Chapitre 68

Par la suite, il remisa soigneusement la soutane « empruntée », et replaça le crucifix sur l'auvent de la cheminée de la chambre d'Angélique. Parfois, elle le vit lire dans un missel qu'il avait dû aussi rapporter de la mission.

Désormais, lorsqu'ils parlaient entre eux, ce serait comme il l'avait dit, dans un climat de confiance et de familiarité nouvelles. Elle pouvait l'entretenir de Joffrey. Il l'écoutait avidement. Elle s'apercevait qu'elle n'avait jamais eu l'occasion de parler de lui et de son amour, même avec Abigaël.

Le froid restait vif et il ne cessait d'apporter de lourdes nuées fouettées de neige, qui tombaient comme des cataractes, ou tourbillonnaient avec agitation, contraignant à se renfermer dans les murs, montant par degrés vers les déchaînements ordonnés de la tempête, aux attelages menés par un seul vent qui connaissait ses routes et n'avait qu'un seul but : Ravager la Terre jusqu'à l'os.

Sifflements, râles, hurlements.

Vieille harmonie, un peu lassante, un peu usée. Familière compagnie qu'ils écoutaient, rassemblés à nouveau dans l'unique chambre, auprès d'un seul feu à entretenir avec des sentiments mitigés de sympathie et de crainte pour ce qui bramait au-dessus de leurs têtes, car, s'ils discernaient un imperceptible fléchissement dans les violences de l'ouragan, ils savaient qu'ils n'étaient pas encore à l'abri d'un réveil de ses forces en une crise ultime, au cours de laquelle il détruirait tout, comme chez les vieux tyrans fous.

Les périodes de journées plus tièdes surgissaient entre deux tempêtes. Mais lorsqu'on parlait de tiédeur, c'était encore fort relatif. Durant les brèves sorties qu'ils s'autorisaient, en vain s'efforçaient-ils de percevoir ce bruit ténu, ce bruit des eaux qui recommencent à murmurer dans les profondeurs des bois. En vain se tournaient-ils vers les arbres les plus proches pour y entendre l'appel flûte, grinçant, de l'oiseau qu'on ne voit jamais, mais que l'on nomme « l'oiseau du printemps » et qui aurait préfiguré pour eux la colombe de l'Arche.

Oppressés par l'éternel silence, l'impassibilité d'un paysage où se lisait encore la mort de toutes choses, ils parlaient des villes lointaines qu'ils reverraient un jour, la ville, refuge des hommes.

Les hommes ont bien raison de construire des cités. Leur instinct grégaire les pousse à mettre en commun tous les biens et services dont ils ont besoin pour soutenir cette vie chétive qu'un croûton de pain et un voisin charitable peuvent sauver de la mort.

Qui n'a pas connu le désert blanc de l'hiver en des contrées incivilisées, seul peut se plaindre des villes.

Sébastien d'Orgeval l'encourageait à faire des projets dans le sens d'un retour vers l'Europe.

– Ce déplacement et ce changement ne vous couperont pas pour autant des liens que vous avez établis avec le Nouveau Monde. M. de Peyrac s'entend aussi bien que les Nouveaux-Anglais à sillonner les mers de ses navires et ne sera pas en peine de garder un pied dans chaque port, de New York à Québec, de même qu'il en a toujours fait dans le reste du monde.

À son avis, le destin des colonies ne se résoudrait pas par le seul fait de ceux qui s'y trouvaient. Aucune issue, hors le cercle déjà devenu infernal des guerres, des campagnes de représailles, des massacres perpétrés de part et d'autres, sans discernement de victimes, Indiens ou Blancs, Anglais ou Français, ou leurs partisans.

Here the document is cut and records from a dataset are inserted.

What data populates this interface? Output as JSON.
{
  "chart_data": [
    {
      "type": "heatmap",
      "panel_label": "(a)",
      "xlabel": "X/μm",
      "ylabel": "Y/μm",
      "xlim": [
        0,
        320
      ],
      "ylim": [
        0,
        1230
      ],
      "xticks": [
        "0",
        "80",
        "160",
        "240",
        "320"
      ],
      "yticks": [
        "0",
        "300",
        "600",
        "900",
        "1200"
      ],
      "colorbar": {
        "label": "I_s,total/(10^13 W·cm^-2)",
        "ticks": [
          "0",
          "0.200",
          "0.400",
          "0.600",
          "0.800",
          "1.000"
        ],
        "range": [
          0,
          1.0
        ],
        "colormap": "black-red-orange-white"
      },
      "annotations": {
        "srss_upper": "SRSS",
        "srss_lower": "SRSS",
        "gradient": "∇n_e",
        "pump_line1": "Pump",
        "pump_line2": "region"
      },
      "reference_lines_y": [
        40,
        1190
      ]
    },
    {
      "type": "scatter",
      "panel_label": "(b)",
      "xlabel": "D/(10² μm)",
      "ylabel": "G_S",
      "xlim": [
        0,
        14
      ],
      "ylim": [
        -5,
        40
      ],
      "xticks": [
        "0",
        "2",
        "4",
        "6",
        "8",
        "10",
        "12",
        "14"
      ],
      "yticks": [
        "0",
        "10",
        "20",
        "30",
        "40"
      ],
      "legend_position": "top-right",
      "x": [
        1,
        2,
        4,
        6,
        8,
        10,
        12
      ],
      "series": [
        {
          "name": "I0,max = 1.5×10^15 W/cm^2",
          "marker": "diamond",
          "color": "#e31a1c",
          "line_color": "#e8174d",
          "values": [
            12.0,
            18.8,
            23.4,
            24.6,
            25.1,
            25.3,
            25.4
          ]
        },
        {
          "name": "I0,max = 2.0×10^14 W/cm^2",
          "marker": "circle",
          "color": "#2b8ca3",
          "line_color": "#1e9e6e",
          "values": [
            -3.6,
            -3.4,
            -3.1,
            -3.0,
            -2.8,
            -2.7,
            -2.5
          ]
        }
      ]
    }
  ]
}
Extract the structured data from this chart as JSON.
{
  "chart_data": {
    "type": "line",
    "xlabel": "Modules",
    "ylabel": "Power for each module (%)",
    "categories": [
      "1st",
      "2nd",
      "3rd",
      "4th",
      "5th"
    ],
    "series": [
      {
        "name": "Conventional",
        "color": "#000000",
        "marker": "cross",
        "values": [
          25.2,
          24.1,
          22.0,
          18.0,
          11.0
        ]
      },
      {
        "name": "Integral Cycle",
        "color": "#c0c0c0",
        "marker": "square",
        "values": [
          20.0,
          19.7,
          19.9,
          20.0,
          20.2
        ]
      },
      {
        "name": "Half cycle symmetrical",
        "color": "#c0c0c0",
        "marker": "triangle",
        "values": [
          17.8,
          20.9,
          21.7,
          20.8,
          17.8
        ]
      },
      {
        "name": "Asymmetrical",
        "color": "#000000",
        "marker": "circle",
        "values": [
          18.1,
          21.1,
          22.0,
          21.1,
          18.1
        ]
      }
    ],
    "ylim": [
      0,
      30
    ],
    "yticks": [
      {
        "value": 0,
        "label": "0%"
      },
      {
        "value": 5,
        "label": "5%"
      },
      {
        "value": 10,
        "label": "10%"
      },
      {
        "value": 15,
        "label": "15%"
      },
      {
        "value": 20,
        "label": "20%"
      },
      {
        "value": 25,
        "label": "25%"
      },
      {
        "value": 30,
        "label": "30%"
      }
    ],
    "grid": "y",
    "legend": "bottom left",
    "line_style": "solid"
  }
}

– La boussole est là-bas, disait-il. Versailles gouverne les destinées de ces peuples jusqu'au fin fond des vallées les plus inconnues et les moins visitées.

« De menues expéditions de fourmis grignotent les espaces. M. de la Salle ne va pas tarder à aller planter l'étendard du roi de France chez les Illinois, et qui sait ? Jusqu'au golfe du Mexique, s'il parvient à descendre le fleuve Mississipi, le Père des Eaux, jusqu'à son embouchure. Les Espagnols ne réagiront pas.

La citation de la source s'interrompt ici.